Architect Notebook .... CONTEXT FOR DESIGN


This is a gross over-simplification but serves to demonstrate that all architects work within an established sociopolitical framework which, to a greater or lesser extent, inevitably encourages or restricts their creative impulses, a condition which would not necessarily obtain with some other design disciplines like, for example, mechanical engineering (which, incidentally, thrived under totalitarianism).


This brings us to another well-worn stance adopted by progressive architects; that architecture (unlike mechanical engineering) responds in some measure to a prevailing cultural climate in which it is created and therefore emerges inevitably as a cultural artifact reflecting the nature of that culture.

 Certainly the development of progressive architecture during its so-called ‘heroic’ period after the First World War would seem to support this claim; architects found themselves at the heart of new artistic movements throughout Europe like, for example, Purism in Paris, De Stijl in Rotterdam, Constructivism in Moscow or the Bauhaus in Weimar and Dessau.


And within this complex picture loomed aburgeoning technology which further fueled the modernist’s imagination. Architects were quick to embrace techniques from other disciplines, most notably structural and mechanical engineering and applied physics to generate new building types. The development of framed and large-span structures freed architects from the constraints of traditional building techniques where limited spans and loadbearing masonry had imposed variations on an essentially cellular plan type.


In 1971 Norman Foster designed an office building for a computer manufacturer in Hamel Hemp stead whose principal requirement was for a temporary structure. Foster used a membrane held up by air pressure, a technique not normally applied to architecture, but which offered the potential for speedy dismantling and re-erection on another site.

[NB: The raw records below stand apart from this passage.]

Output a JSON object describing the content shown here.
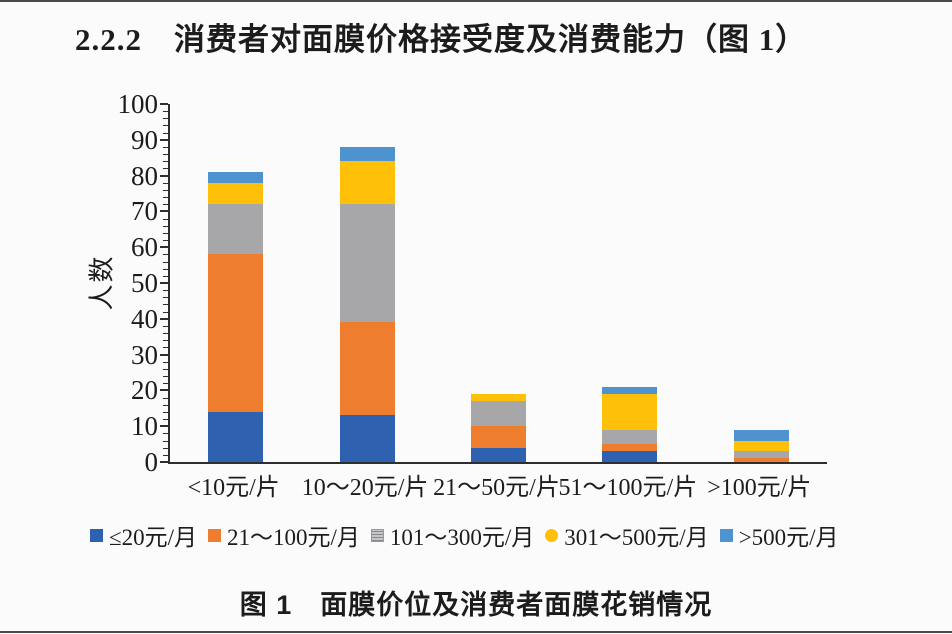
{
  "page": {
    "section_title": "2.2.2　消费者对面膜价格接受度及消费能力（图 1）",
    "caption": "图 1　面膜价位及消费者面膜花销情况",
    "background": "#fbfbfb"
  },
  "chart_data": {
    "type": "bar",
    "stacked": true,
    "title": "",
    "xlabel": "",
    "ylabel": "人数",
    "grid": false,
    "legend_position": "bottom",
    "categories": [
      "<10元/片",
      "10～20元/片",
      "21～50元/片",
      "51～100元/片",
      ">100元/片"
    ],
    "series": [
      {
        "name": "≤20元/月",
        "color": "#2E62B0",
        "marker": "square",
        "values": [
          14,
          13,
          4,
          3,
          0
        ]
      },
      {
        "name": "21～100元/月",
        "color": "#EE7D2E",
        "marker": "square",
        "values": [
          44,
          26,
          6,
          2,
          1
        ]
      },
      {
        "name": "101～300元/月",
        "color": "#A7A7A9",
        "marker": "pattern-square",
        "values": [
          14,
          33,
          7,
          4,
          2
        ]
      },
      {
        "name": "301～500元/月",
        "color": "#FFC00A",
        "marker": "circle",
        "values": [
          6,
          12,
          2,
          10,
          3
        ]
      },
      {
        "name": ">500元/月",
        "color": "#4E92D0",
        "marker": "square",
        "values": [
          3,
          4,
          0,
          2,
          3
        ]
      }
    ],
    "stack_totals": [
      81,
      88,
      19,
      21,
      9
    ],
    "y_axis": {
      "min": 0,
      "max": 100,
      "major_step": 10,
      "minor_step": 2,
      "tick_labels": [
        "0",
        "10",
        "20",
        "30",
        "40",
        "50",
        "60",
        "70",
        "80",
        "90",
        "100"
      ]
    },
    "axis_color": "#2e2e2e"
  }
}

The translucent tent provided diffused day lighting and lamp standards were designed to give support in the event of collapse. Whilst this contextual ‘snapshot’ firmly articulates an orthodox modernist position, the so-called post-modern world has offered a range of alternatives borrowed from literature and philosophy which in turn has offered architects a whole new vocabulary of form-making well removed from what many had come to regard as a doctrinaire modernist position.